Karpathy designed three ways to reward the agent. It can earn a reward for learning to go forward as well as for avoiding the walls. The third way is the most fun. You can reward it for eating watermelon and give it a negative reward for eating poop! (Hacking on this with a 10 year old nearby led to the food choices here, although her first choice was a unicorn eating rainbow candy.) You can find sliders for controlling all three of these behaviors.
The Deep Q learning algorithm has a number of settings that can also be tweaked. The epsilon setting tells the agent what percent of the time to try some random action. The model current starts at 1 and slowly drops down until it reaches the epsilon setting. The gamma setting determines how much the agent values immediate rewards. A high gamma means more attention is given to far away goals. In the models playing Atari, gamma was typically set close to 1. The numbers shown by the slider are divided by 100 before they are used in the algorithm.
To ensure your changes to the model apply, you should click the reload button. This will start the model over. Below the reload button is a textfield that gets eval()'d to produce the Q-learner for this demo. In this space you can adjust other parameters and settings. As an example, I have put in a variable for the number of food items created.
To save your model, use the save network to JSON button. Additionally, this allows you to start using a pretrained network. This can be useful if you have trained the agent for a particular behavior.

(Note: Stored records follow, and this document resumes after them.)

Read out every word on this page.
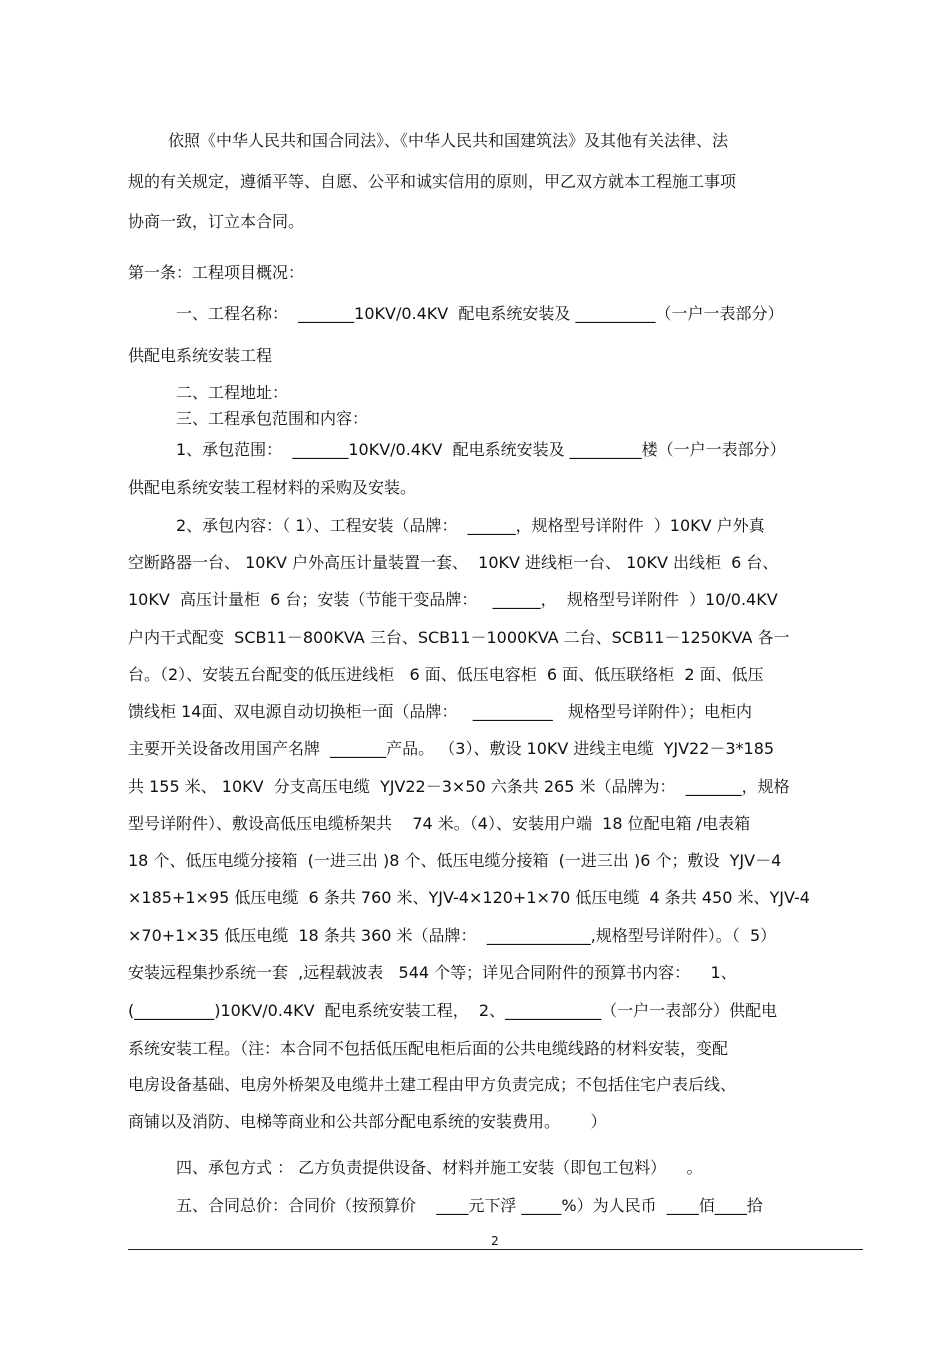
依照《中华人民共和国合同法》、《中华人民共和国建筑法》及其他有关法律、法
规的有关规定，遵循平等、自愿、公平和诚实信用的原则，甲乙双方就本工程施工事项
协商一致，订立本合同。
第一条：工程项目概况：
一、工程名称：  _______10KV/0.4KV  配电系统安装及 __________（一户一表部分）
供配电系统安装工程
二、工程地址：
三、工程承包范围和内容：
1、承包范围：  _______10KV/0.4KV  配电系统安装及 _________楼（一户一表部分）
供配电系统安装工程材料的采购及安装。
2、承包内容：（ 1）、工程安装（品牌：  ______，规格型号详附件  ）10KV 户外真
空断路器一台、 10KV 户外高压计量装置一套、  10KV 进线柜一台、 10KV 出线柜  6 台、
10KV  高压计量柜  6 台；安装（节能干变品牌：   ______，  规格型号详附件  ）10/0.4KV
户内干式配变  SCB11－800KVA 三台、SCB11－1000KVA 二台、SCB11－1250KVA 各一
台。（2）、安装五台配变的低压进线柜   6 面、低压电容柜  6 面、低压联络柜  2 面、低压
馈线柜 14面、双电源自动切换柜一面（品牌：   __________   规格型号详附件）；电柜内
主要开关设备改用国产名牌  _______产品。 （3）、敷设 10KV 进线主电缆  YJV22－3*185
共 155 米、 10KV  分支高压电缆  YJV22－3×50 六条共 265 米（品牌为：  _______，规格
型号详附件）、敷设高低压电缆桥架共    74 米。（4）、安装用户端  18 位配电箱 /电表箱
18 个、低压电缆分接箱  (一进三出 )8 个、低压电缆分接箱  (一进三出 )6 个；敷设  YJV－4
×185+1×95 低压电缆  6 条共 760 米、YJV-4×120+1×70 低压电缆  4 条共 450 米、YJV-4
×70+1×35 低压电缆  18 条共 360 米（品牌：  _____________,规格型号详附件）。（  5）
安装远程集抄系统一套  ,远程载波表   544 个等；详见合同附件的预算书内容：    1、
(__________)10KV/0.4KV  配电系统安装工程，  2、____________（一户一表部分）供配电
系统安装工程。（注：本合同不包括低压配电柜后面的公共电缆线路的材料安装，变配
电房设备基础、电房外桥架及电缆井土建工程由甲方负责完成；不包括住宅户表后线、
商铺以及消防、电梯等商业和公共部分配电系统的安装费用。      ）
四、承包方式 ： 乙方负责提供设备、材料并施工安装（即包工包料）    。
五、合同总价：合同价（按预算价    ____元下浮 _____%）为人民币  ____佰____拾
2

The code for this demo is available on github. Additionally, I have made a behind the scenes video where I walk through the code and summarize changes I made (and explain why the graphics look crappy). There are lots more tweaks and improvements that can be done. Do it! Its a great way to start getting a feel for reinforcement learning.
Some fun things to try:
Just teach the agent to move around -- set the food rewards to zero.
Get the agent to just circle around -- set the food rewards and forward reward to zero.
Teach the agent to eat poop -- reverse the food awards
Change the amount of food, starve versus feast and see how that affects behavior -- use the items_total in the text field
Add moving food and see how the agent reacts . . . compare this its reward score to non-moving food
Trying changing the epsilon and gamma and see how that affects behavior
You can save and load a network from JSON here. Note that the textfield is prefilled with a pretrained network that works reasonably well. Just hit the load button!